5. **Orchestrator Suspension:** This exception is caught by the Temporal worker, safely pausing the thread and signaling the human operator (The Oracle Circuit) for manual intervention.
---
## 4. Compute Budget Caging (Token Economics)
Because the Temporal orchestrator executes autonomous retry loops, a faulty agent logic structure could query a Tier 2 API thousands of times, resulting in a denial-of-wallet attack.
To prevent infinite-loop bankruptcy, the `TensorRouter` maintains an atomic state counter for every active `workflow_id`.
* **The Constraint:** The system architect defines $\Omega_{workflow}$ (the absolute maximum token ceiling for a given workflow).
* **Cost Calculation:** The router tracks $T_{in}$ (Prompt Tokens) and $T_{out}$ (Completion Tokens) per network request.

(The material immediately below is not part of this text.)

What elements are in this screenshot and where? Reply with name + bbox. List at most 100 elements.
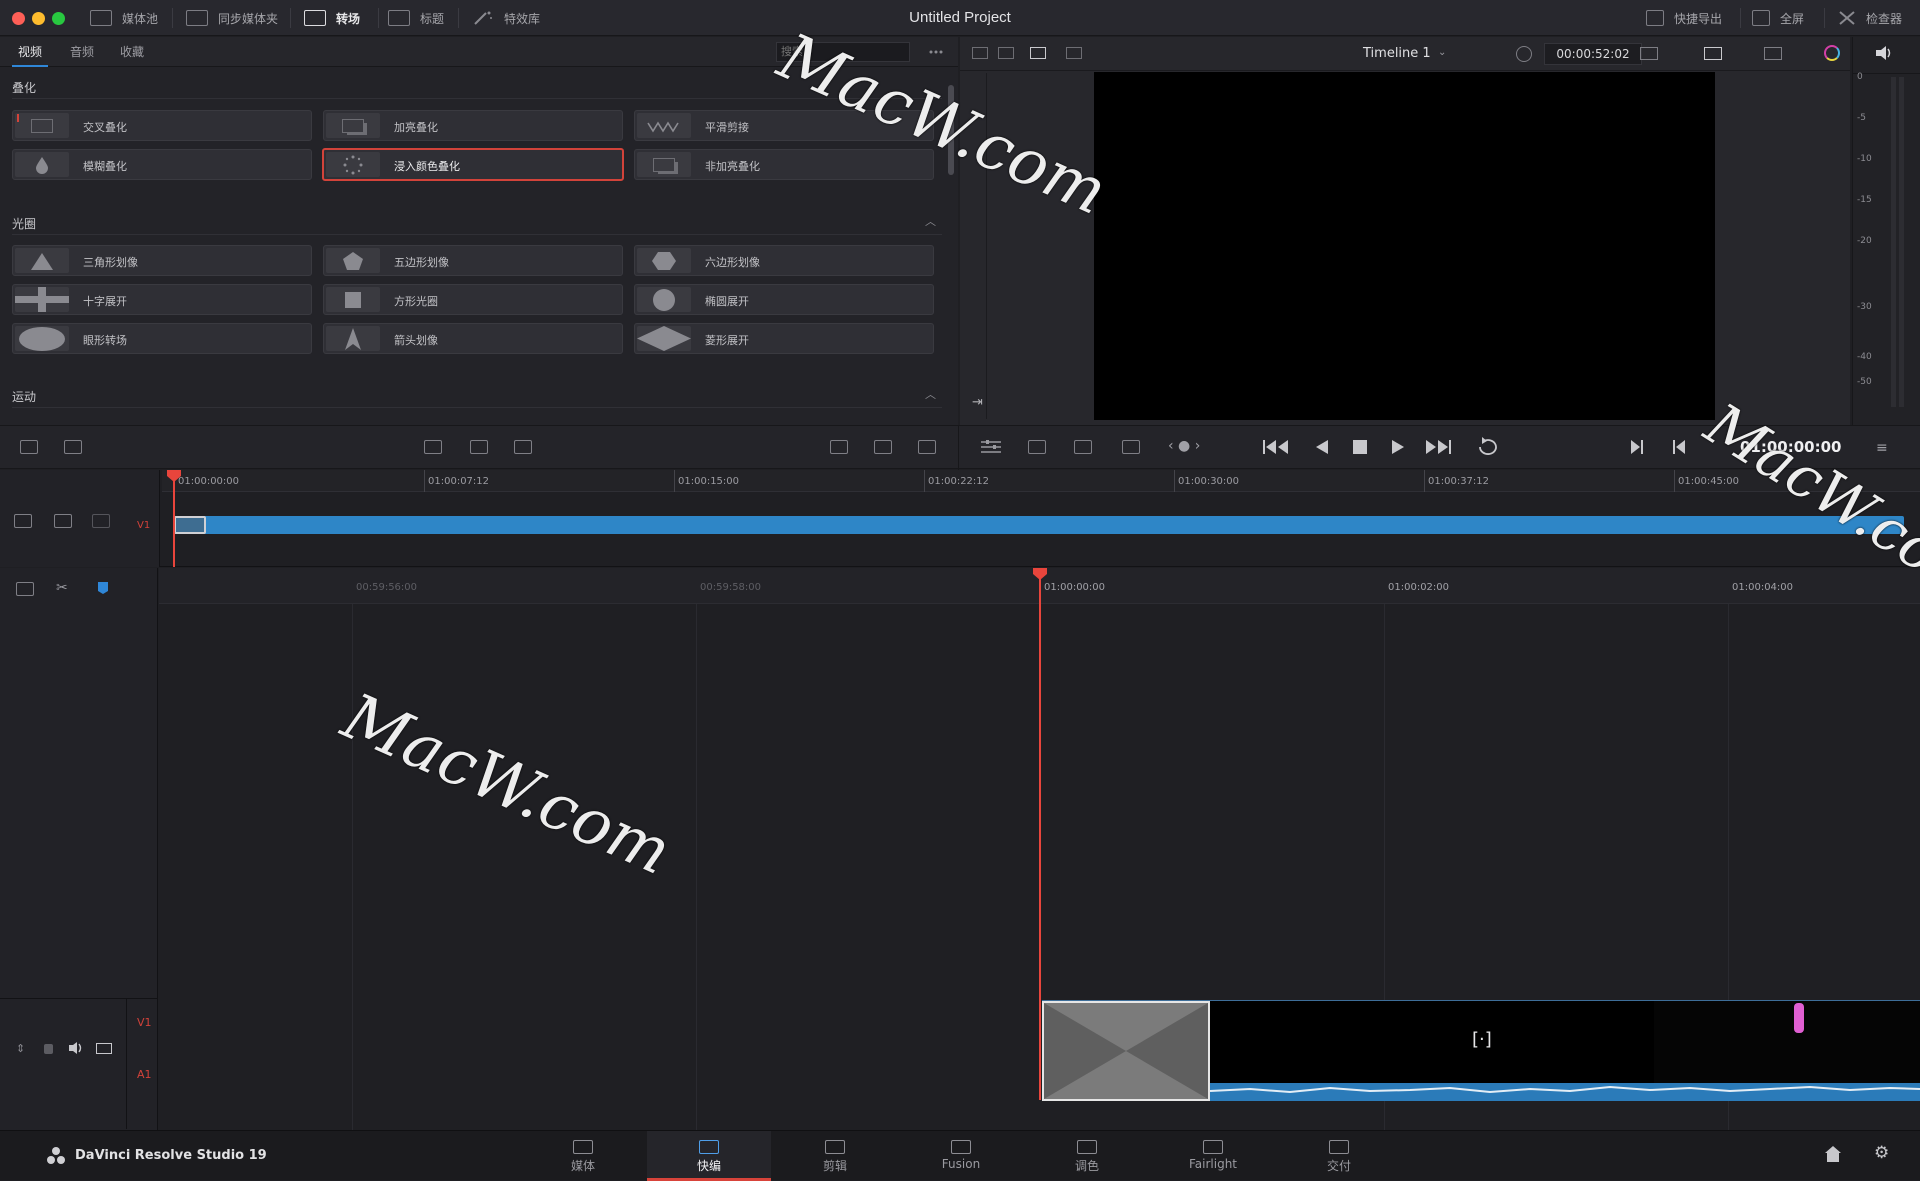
play-reverse-icon[interactable] bbox=[1314, 438, 1330, 456]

Because autoregressive generation requires a full forward pass per token, completion tokens are weighted thermodynamically heavier:
$$C_i = T_{in} + (T_{out} \times 3)$$
* **The Cage:** Before returning the generated result to the Temporal worker, the router calculates the new cumulative total. If the execution breaches the ceiling ($\sum C_i > \Omega_{workflow}$), the router instantly severs the TLS socket and raises a `BudgetExceededError`. This bypasses standard retry logic and forces an immediate, safe suspension of the workflow.